I want to reach out and give my patient a hug and invite her for a Sunday brunch with heavy mimosas and a group of like women. I want to reassure her that nothing is wrong with her. This is normal and common. A story told regularly inside the confines of my exam rooms. So many women, young and old struggle with this problem.
Instead, I begin to ask questions about frequency, lubrication, sleep, painful intercourse, masturbation and relationship satisfaction. I take my notes and sigh to myself. How can I help?
She wants an explanation. She wants to know why. A reason. Not to mention, she wants me to fix it. A horny pill. A simple regimen to bring that sexy back. How do I help her?
It’s not easy. Or maybe it is.
FDA just recommended approval of Flibanserin for the treatment of Hypoactive Sexual Desire Disorder, also known as Female Sexual Interest/Arousal Disorder. They say that 7% of us suffer from it. I would guess that number is grossly underestimated. Most of us just don’t ask about it.
This new drug. I have mixed feelings about it. Yes, it will probably blow up (ie invest in stock now…) It finally gives the gynecologist a pharmacologic tool we have desperately lacked. But, perusing through the data, I have my doubts.
In placebo-controlled trials, desire improved in 38% of the placebos versus 51% for those taking the drug. They say it is “statistically significant”, but that’s not significant enough for me. Wouldn’t it be safer and more cost effective to put patients on a sugar pill first to introduce a placebo-effect, before prescribing an expensive pharmaceutical? And the drug has some side effects and interactions, most specifically alcohol. A patient cannot drink alcohol and take the drug. How well is that going to over? Hmmm…
Bringing sexy back is hard work. In most of us, the butterflies don’t last forever, especially when little people are introduced to the family. But, there are ways to improve sexual health and intimacy of a relationship. We have a few options such as testosterone creams and Wellbutrin, but the data is shoddy at best.
Most importantly, both partners need to be involved and engaged in the process. Comfort with spoken and unspoken communication and cues.
Women are cerebral beings (not to say men can’t be either). Porn just doesn’t do it for most of us. We need romance, enrapture, captivation, passion …

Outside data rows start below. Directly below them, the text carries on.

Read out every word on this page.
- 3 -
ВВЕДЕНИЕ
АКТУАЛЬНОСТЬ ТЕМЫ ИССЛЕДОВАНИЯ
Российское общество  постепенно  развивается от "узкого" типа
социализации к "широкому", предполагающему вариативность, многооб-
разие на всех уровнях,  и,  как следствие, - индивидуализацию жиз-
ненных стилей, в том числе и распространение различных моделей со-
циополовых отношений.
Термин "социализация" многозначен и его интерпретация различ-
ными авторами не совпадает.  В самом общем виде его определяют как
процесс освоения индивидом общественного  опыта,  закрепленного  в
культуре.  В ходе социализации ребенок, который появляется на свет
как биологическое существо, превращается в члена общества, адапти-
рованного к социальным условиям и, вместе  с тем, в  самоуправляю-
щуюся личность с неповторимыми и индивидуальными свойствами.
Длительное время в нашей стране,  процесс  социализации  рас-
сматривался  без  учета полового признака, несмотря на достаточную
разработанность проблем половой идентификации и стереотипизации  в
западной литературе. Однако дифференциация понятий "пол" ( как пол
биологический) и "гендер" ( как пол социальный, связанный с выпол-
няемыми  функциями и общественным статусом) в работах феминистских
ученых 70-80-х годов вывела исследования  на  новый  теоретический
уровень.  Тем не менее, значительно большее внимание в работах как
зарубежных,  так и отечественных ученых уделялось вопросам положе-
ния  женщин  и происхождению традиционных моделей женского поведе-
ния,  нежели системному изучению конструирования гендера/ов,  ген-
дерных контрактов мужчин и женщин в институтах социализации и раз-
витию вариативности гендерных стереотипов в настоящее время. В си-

We have a hard time unwinding ourselves from our tasks, letting go and focusing on the moment. This “switch” flips much easier for men. As women, we distract our passion for love-making with thoughts of the laundry that needs folding, the birthday present to be wrapped, the sleeping baby down the hall that will wake soon for a feeding. We continue down that path, we get lost in it. We tell ourselves it’s okay. And then, when we don’t feel like having sex again, we tell ourselves that he will understand.
But he doesn’t always understand. Studies have shown that the most common time for a man to cheat on his wife is while she is pregnant. Pregnancy is one thing, embracing our sexuality while in the depths of post-partum recovery and newborn care is wholly another. But, we cannot ignore our partners. They need us. And even if we’re not fully engaged in the idea of some “sexy sexy” after spending the day changing countless diapers, washing blankets and burp cloths, it’s probably best to put on the poker face and take one for the team. Papa needs our loving.
Marriage, partnerships and long-lasting relationships are work. They require investment from both parties. A little pill won’t fix that. But, there are some different tactics out there to help us feminine folk with enhancement of our sexual prowess. Here’s a list to get started.
- Date night is sacred. You have to get out, just the two of you, and spend time alone. Ask the neighborhood kid to babysit, enlist the help of a family member. Give each other undivided attention for a few hours every week.
- If you’re not having sex at least once a week and he is able to do it … you’re probably not doing it enough. Carve out time or designate days and mentally prepare yourself for it. Sometimes it is just the act of getting under the covers that needs to happen in order to get you in the mood. Check out this link to learn more: http://www.huffingtonpost.com/2012/08/21/marriage-and-sex-schedule-sex_n_1784519.html http://www.everydayfamily.com/how-often-do-normal-couples-have-sex/?pg=2&internallink=how-often-do-normal-couples-have-sex#post-12063
- A new device called Fiera (fiera.com) will be coming on the market September 2015. It is designed to ignite arousal. I’m intrigued.
- Buproprion has been shown to improve sexual desire and libido, especially in patients that switches from an SSRI anti-depressant drug.
- Testosterone supplementation has been shown to increase sexual desire in women, mostly post-menopausal women, but there are many undesirable side effects and risks associated with prolonged use. Talk with a doctor about these risks if you are interested in this treatment.
- An investigational drug that would only be taken at the time of intercourse, called bremelanotide, is being studied in the Reconnect Study (reconnectstudy.com)
- Estrogen creams and pills can help with pain and dryness in the vaginal area. In addition, a new oral medication, Osphena, is on the market to address this issue.
Embrace your sexuality. We are sexual beings. Don’t be embarrassed or ashamed. Love yourself and your body. Sexual health thrives on your happiness with you.
Disclaimer: All medical stories are fictionalized.